#!lesml@en$
## @(#)💄📝 Les·M·L	README.lesml	2026-03-31T01:31:16Z
## SPDX-FileCopyrightText: 2024, 2025, 2026 Lady <https://www.ladys.computer/about/#lady>
## SPDX-License-Identifier: CC0-1.0

⁌ 💄📝 Les·M·L

💄📝 Les·M·L is a document markup language designed with two goals in
  mind :⁠—

№ It must be trivial to parse, even with limited tooling such as that
  provided by X·S·L·T.

№ It must be sophisticated enough to handle longform hypertext
  documents and associated metadata.

It is implemented as an X·S·L·T transformation from a
  `<html:script type="text/lesml">´ element into H·T·M·L
  (`parser.xslt´).

§ Nomenclature

⟨Les·M·L⟩ is an abbreviation of the phrase ⟨Ladys Extremely Simple
  Markup Language⟩.

§ Markup syntax

❦ Document headers

The first line of any 💄📝 Les·M·L document should be the string
  `#?lesml´.
A language tag may follow this, beginning with `@´ and terminated with
  `$´, like so: `#?lesml@en$´.
Regardless of whether a language tag is present, this initial line may
  be terminated by a space‐separated list of properties of the form
  `key=value´.
Only one property is currently permitted—`profile´—whose value should
  be a U·R·I and identifies the set of conventions that the document is
  using.

Following the opening line, document metadata may be provided in the
  {🔗Record
  Jar<http://www.catb.org/~esr/writings/taoup/html/ch05s02.html>}
  {@title="Data File Metaformats | The Art of Unix Programming"}
  format.[*fn_record-jar]
The body of the document begins after the last line which begins with
  the string `%%´, or after the opening line if none exists.

*¶fn_record-jar
The format differs a bit from the Record Jar format specified in the
  I·E·T·F `draft-phillips-record-jar-02´ draft:
There are no restrictions on field names; newlines are a simple line
  feed; continuation lines insert a space; character escapes are not
  supported.
These differences are negligible for most uses.

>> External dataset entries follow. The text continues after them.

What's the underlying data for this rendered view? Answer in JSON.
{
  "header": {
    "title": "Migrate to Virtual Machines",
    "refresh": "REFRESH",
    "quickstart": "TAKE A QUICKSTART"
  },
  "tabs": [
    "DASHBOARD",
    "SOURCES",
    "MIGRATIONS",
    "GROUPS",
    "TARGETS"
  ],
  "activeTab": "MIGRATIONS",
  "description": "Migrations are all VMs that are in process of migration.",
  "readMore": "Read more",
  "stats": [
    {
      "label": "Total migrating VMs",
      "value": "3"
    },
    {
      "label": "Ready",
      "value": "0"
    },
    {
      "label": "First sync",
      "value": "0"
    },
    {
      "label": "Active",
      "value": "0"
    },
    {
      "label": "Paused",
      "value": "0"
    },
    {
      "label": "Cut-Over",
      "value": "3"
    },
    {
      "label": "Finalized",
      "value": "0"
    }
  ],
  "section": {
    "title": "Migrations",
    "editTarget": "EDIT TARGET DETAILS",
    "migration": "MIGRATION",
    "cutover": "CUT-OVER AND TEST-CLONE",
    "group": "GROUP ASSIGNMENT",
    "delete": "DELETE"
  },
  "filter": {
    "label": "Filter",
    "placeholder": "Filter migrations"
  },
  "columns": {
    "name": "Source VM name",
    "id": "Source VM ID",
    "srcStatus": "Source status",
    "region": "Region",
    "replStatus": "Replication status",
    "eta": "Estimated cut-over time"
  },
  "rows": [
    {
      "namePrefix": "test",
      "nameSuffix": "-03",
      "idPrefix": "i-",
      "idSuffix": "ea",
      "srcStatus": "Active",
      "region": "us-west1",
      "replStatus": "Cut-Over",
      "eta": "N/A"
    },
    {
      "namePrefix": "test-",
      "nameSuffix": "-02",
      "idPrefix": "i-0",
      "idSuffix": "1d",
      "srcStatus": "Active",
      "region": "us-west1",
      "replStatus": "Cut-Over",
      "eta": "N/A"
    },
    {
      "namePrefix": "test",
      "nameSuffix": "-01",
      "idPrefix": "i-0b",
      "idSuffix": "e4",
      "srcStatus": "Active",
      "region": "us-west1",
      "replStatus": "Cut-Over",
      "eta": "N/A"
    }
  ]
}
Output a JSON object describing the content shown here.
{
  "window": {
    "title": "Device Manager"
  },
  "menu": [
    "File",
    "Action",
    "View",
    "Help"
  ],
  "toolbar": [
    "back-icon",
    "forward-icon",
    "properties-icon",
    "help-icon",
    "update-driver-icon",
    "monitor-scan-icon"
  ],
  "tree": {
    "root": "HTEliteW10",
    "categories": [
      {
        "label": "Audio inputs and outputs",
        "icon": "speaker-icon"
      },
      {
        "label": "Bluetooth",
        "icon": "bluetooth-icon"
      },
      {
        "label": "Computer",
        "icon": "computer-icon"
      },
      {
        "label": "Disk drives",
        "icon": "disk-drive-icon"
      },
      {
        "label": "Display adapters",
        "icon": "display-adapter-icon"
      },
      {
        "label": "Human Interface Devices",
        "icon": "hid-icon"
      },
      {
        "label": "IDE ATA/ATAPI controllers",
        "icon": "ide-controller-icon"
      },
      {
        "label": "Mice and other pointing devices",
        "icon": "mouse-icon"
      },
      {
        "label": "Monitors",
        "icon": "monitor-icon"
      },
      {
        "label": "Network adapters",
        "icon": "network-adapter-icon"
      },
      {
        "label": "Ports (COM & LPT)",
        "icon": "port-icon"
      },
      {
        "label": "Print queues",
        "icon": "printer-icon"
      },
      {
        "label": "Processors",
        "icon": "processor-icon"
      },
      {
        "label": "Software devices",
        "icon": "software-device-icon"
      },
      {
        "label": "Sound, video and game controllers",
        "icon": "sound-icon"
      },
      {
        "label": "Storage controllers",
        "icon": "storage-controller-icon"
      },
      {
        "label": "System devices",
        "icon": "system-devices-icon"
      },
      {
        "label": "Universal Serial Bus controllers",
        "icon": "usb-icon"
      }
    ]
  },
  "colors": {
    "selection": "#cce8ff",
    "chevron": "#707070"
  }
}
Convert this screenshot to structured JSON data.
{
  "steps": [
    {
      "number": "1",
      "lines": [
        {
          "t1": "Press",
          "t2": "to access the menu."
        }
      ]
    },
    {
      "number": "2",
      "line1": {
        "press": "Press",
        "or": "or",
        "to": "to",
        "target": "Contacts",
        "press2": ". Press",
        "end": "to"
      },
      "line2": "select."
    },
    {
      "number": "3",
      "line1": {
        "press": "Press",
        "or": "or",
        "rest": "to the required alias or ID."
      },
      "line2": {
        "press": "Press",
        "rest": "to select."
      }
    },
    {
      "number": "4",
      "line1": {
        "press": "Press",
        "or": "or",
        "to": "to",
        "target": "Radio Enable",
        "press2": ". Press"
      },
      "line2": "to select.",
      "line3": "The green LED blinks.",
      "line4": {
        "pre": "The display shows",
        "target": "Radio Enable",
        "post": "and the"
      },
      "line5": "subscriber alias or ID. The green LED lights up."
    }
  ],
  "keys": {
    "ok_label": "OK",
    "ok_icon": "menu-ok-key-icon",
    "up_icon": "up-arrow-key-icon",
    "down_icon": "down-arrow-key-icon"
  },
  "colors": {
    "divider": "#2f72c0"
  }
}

Multiple documents can be catenated into a single file; a new document
  is begun on any line which starts with `#?lesml´ or `##´.
Documents in the later case inherit the latest preceding `#?lesml´
  declaration.
`##´ may be followed by other text; this is treated as an interdocument
  comment.

❦ Document bodies

Document bodies are broken into blocks by blank lines.
Empty blocks are ignored.

Non·empty blocks (which, to be clear, may still result in empty
  elements) are classified by the sigils which begin them.

✠ Block level

A block can begin with any number of `⋮´ characters; these
  increase the level of the block.
Blocks of higher level are nested within blocks of lower level, with
  the exception that plain blocks cannot be nested as the first
  children of other plain blocks, and no blocks are nestable within
  comments.

✠ Block sigils

Following this, new blocks are opened for each successive sigil :⁠—

• A `•´ sigil indicates an unordered list item.
When it is the first sigil in the list, `◦´ may be used as a
  shorthand for `⋮•´, `▪´ for `⋮⋮•´, and `⁃´ for `⋮⋮⋮•´.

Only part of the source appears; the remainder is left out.